Genug von der häuchlerischen Harmonie. Wer kann diese auch länger ertragen, in einer Welt, in der Rassismus, Klassismus, Sexismus und Queerphobie diverse Keile zwischen die Menschen treiben? Bei Dana Dentata, dem ersten rein weiblichen Signing bei Roadrunner Records, öffnet dieser Ethos den Raum für die Dissonanz. Dabei soll das Debütalbum “pantychrist” vor allem die empowernde Retourkutsche nach einem sexuellen Übergriff darstellen. Die zwölf Stücke der Platte spielen deswegen ganz offensiv mit sexuellen Reizen, ohne dabei jemals selbst die Zügel abzugeben. Dana Dentata macht schnell klar, wer hier der Boss ist.
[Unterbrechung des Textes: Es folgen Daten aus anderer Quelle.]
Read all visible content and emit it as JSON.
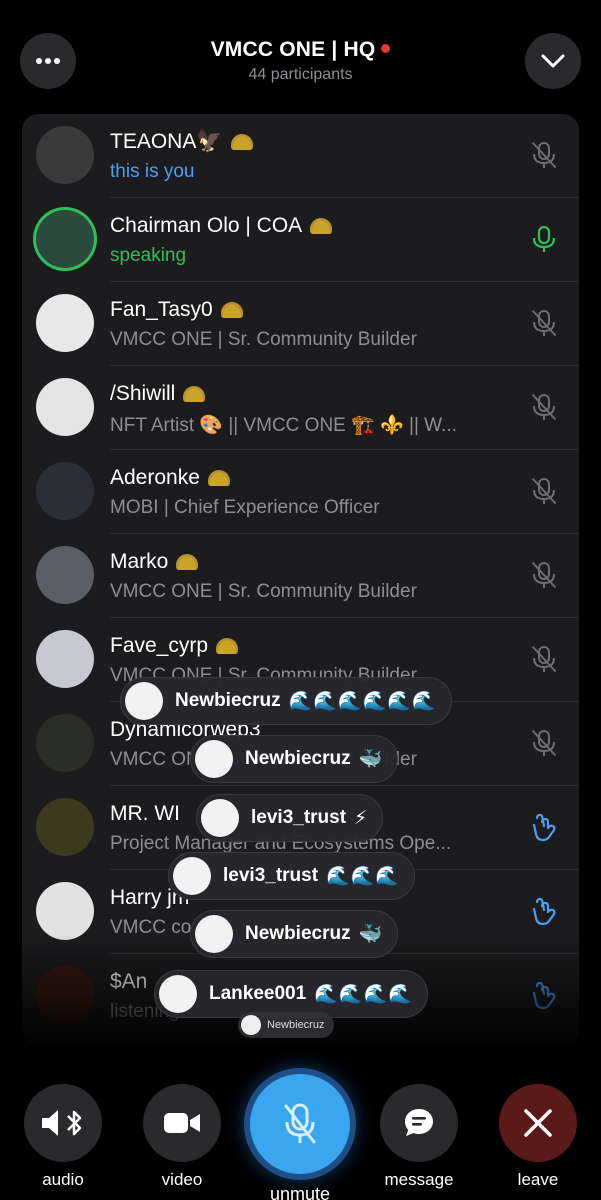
{
  "header": {
    "title": "VMCC ONE | HQ",
    "participants": "44 participants"
  },
  "participants": [
    {
      "name": "TEAONA🦅",
      "sub": "this is you",
      "status": "you",
      "mic": "muted"
    },
    {
      "name": "Chairman Olo | COA",
      "sub": "speaking",
      "status": "speaking",
      "mic": "active"
    },
    {
      "name": "Fan_Tasy0",
      "sub": "VMCC ONE | Sr. Community Builder",
      "status": "normal",
      "mic": "muted"
    },
    {
      "name": "/Shiwill",
      "sub": "NFT Artist 🎨 || VMCC ONE 🏗️ ⚜️ || W...",
      "status": "normal",
      "mic": "muted"
    },
    {
      "name": "Aderonke",
      "sub": "MOBI | Chief Experience Officer",
      "status": "normal",
      "mic": "muted"
    },
    {
      "name": "Marko",
      "sub": "VMCC ONE | Sr. Community Builder",
      "status": "normal",
      "mic": "muted"
    },
    {
      "name": "Fave_cyrp",
      "sub": "VMCC ONE | Sr. Community Builder",
      "status": "normal",
      "mic": "muted"
    },
    {
      "name": "Dynamicorwep3",
      "sub": "VMCC ONE | Sr. Community Builder",
      "status": "normal",
      "mic": "muted"
    },
    {
      "name": "MR. WI",
      "sub": "Project Manager and Ecosystems Ope...",
      "status": "normal",
      "mic": "hand"
    },
    {
      "name": "Harry jm",
      "sub": "VMCC co",
      "status": "normal",
      "mic": "hand"
    },
    {
      "name": "$An",
      "sub": "listening",
      "status": "normal",
      "mic": "hand"
    }
  ],
  "reactions": [
    {
      "name": "Newbiecruz",
      "emoji": "🌊🌊🌊🌊🌊🌊"
    },
    {
      "name": "Newbiecruz",
      "emoji": "🐳"
    },
    {
      "name": "levi3_trust",
      "emoji": "⚡"
    },
    {
      "name": "levi3_trust",
      "emoji": "🌊🌊🌊"
    },
    {
      "name": "Newbiecruz",
      "emoji": "🐳"
    },
    {
      "name": "Lankee001",
      "emoji": "🌊🌊🌊🌊"
    }
  ],
  "mini_reaction": {
    "name": "Newbiecruz"
  },
  "controls": {
    "audio": "audio",
    "video": "video",
    "unmute": "unmute",
    "message": "message",
    "leave": "leave"
  },
  "colors": {
    "accent": "#3aa6f0",
    "speaking": "#2fbf5a",
    "you": "#4a9ff5",
    "live_dot": "#e53935",
    "leave": "#5b1a1a"
  }
}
Wanderung im diffusen Genre-Nebel
Dabei ist die Musik für diesen kleinen Höllenritt teils so ungreifbar und diffus, dass es sichtlich schwer fällt, eine Genre-Zuordnung zu treffen. Im Opener und Titeltrac wabern Störgeräusche durch die Boxen, während von Spoken Word bis zur repititiven und am Ende geschrienen Parole “Don’t you ever fucking doubt me!” changiert wird. DIrekt danach kippt die Stimmung: sanfte Background-Chöre öffnen den Weg für ein kurzes Piano. Das Travis-Barker-Feature “Spit” ist dann gar so von bestialischem Kreischen und unheimlichen Tuscheln getragen, dass das Zuhören zu einer echten Herausforderung wird. Und was macht Dana Dentata dann? Rollt mal eben Synthesizer (“Like a Preyer”) und Trap-Beats aus (“Manic Monday”), um sogar kurzzeitig gen R’n’B abzudriften (“Apology”). Eine ganz ungewohnte Melange der Musikrichtungen.
“You need to face what you fear”
…singt Dentata im tosenden Breakdown von “Apology”, dessen Dasein nach dem vorigen droppenden Beat eine dramaturgische Glanzleistung darstellt. Unter diesem Schlachtruf lässt sich die Platte kompromisslos zusammenfassen. Egal ob in lasziven Enthüllungen, wütendem Schreien oder den gekonnten Spoken Word-Parts: Dana Dentata ist die Göttin in diesem Universum. Insbesondere für den alten Feind Patriarchat wird es hingegen ungemütlich. Vielleicht ist die Drohgebärde wie in “Church Hooker” mit der Andeutung von Kirchenmusik und irrem Lachen etwas drüber, doch gerade gegen Ende nimmt die Platte deutlich Fahrt auf. “I showed you how to fuck” und “My pussy got teeth” rappt die Künstlerin vor einem pumpenden Beat in “I.U.D.” und sorgt dafür glatt für eins der Album-Highlights. Auch die kühlen Synthies in “Like a Preyer” passen hervorragend zur inhaltlichen Umkehr des Narrativs, Männer hätten die Rolle der Eroberer inne. Zu guter letzt fährt “Woodstock 99” dann mit einem stampfenden Crossover-Sound noch augenzwinkernd am desaströsen historischen Festival vorbei.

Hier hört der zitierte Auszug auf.